Three specifications, one answer: 25.315 to 25.328

The txp estimate across OLS/HC1, TWFE/CRV1, and TWFE+covariate/CRV1 — all clustered tightly around 25.32 with narrow CIs nowhere near zero.

Inference flavours barely move the needle when the signal is this strong

Standard errors across iid, HC1, CRV1, and CRV3. CRV3 is largest (0.637); HC1 and CRV1 are nearly identical (0.585). All four yield overwhelmingly significant results.

The Resolution

Act III

The program raises GPA by 25.32 points — not 36.20

25.32

ATT, stable across specifications (25.315–25.328) · the naive 36.20 overstated it by 43%

The numbers behind the picture: silent leads, loud lags

Period Estimate 95% CI Significant?
t = −4 0.34 [−0.47, 1.16] no
t = −3 −0.32 [−1.22, 0.57] no
t = −2 0.59 [−0.27, 1.45] no
t = 0 25.03 [24.12, 25.93] yes
t = 3 25.70 [24.08, 27.32] yes

Three near-zero leads validate parallel trends; four large lags trace a stable effect.

Event-study panel confirms the design: treatment switches on at period 5

Panel structure for the event study — 35 schools across 8 periods. Treatment begins at period 5; 10 treated schools switch from light to dark orange, 25 comparison schools stay steel blue.

Does precision make this causal? No — the assumptions still carry it

Objection. The estimate is precise and the pre-trends are flat — surely DiD has proven tutoring caused the gain.
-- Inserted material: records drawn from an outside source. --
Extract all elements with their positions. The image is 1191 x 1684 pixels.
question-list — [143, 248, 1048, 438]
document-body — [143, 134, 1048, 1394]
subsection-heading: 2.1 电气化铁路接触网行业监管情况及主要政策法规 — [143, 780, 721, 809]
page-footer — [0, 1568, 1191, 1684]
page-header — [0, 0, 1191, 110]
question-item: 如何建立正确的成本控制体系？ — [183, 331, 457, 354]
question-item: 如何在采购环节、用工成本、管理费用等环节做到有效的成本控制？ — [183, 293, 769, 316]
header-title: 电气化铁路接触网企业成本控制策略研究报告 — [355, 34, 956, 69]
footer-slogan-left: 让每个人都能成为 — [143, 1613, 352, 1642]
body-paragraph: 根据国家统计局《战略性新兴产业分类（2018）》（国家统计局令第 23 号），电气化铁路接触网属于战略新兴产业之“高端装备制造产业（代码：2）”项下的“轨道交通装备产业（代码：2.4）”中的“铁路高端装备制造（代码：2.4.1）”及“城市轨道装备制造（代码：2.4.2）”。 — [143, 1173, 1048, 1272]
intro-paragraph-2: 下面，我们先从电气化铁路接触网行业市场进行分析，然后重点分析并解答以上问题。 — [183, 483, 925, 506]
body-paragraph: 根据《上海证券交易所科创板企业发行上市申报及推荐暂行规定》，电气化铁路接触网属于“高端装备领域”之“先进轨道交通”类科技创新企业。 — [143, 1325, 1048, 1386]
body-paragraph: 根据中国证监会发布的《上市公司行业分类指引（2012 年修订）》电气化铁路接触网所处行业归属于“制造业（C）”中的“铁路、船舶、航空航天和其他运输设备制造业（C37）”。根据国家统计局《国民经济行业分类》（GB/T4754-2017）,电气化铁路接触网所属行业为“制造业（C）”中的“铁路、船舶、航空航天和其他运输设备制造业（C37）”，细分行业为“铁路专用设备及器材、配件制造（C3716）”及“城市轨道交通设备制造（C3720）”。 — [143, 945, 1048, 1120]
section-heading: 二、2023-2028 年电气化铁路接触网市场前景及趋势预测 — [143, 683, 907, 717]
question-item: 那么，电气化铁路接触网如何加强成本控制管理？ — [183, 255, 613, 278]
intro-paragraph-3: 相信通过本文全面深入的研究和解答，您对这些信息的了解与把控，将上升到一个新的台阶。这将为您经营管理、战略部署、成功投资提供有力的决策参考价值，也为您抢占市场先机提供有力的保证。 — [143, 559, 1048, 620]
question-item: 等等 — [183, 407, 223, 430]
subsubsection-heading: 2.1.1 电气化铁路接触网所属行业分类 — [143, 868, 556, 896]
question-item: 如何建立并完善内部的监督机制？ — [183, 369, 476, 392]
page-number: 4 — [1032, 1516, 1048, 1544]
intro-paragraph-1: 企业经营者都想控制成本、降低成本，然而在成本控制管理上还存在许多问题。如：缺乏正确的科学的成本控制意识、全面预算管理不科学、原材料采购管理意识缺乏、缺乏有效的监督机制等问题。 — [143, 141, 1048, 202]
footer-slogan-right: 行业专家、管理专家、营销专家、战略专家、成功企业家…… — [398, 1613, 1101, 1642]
Response. Precision is not identification. The 25.32 ATT is valid only under parallel trends and SUTVA. Flat pre-trends are supportive, not proof; and this is simulated data with parallel trends built in. In the field, expect imperfect pre-trends, smaller effects, and R² well below 0.99.

A credible comparison group, not the variance estimator, is what makes the effect causal.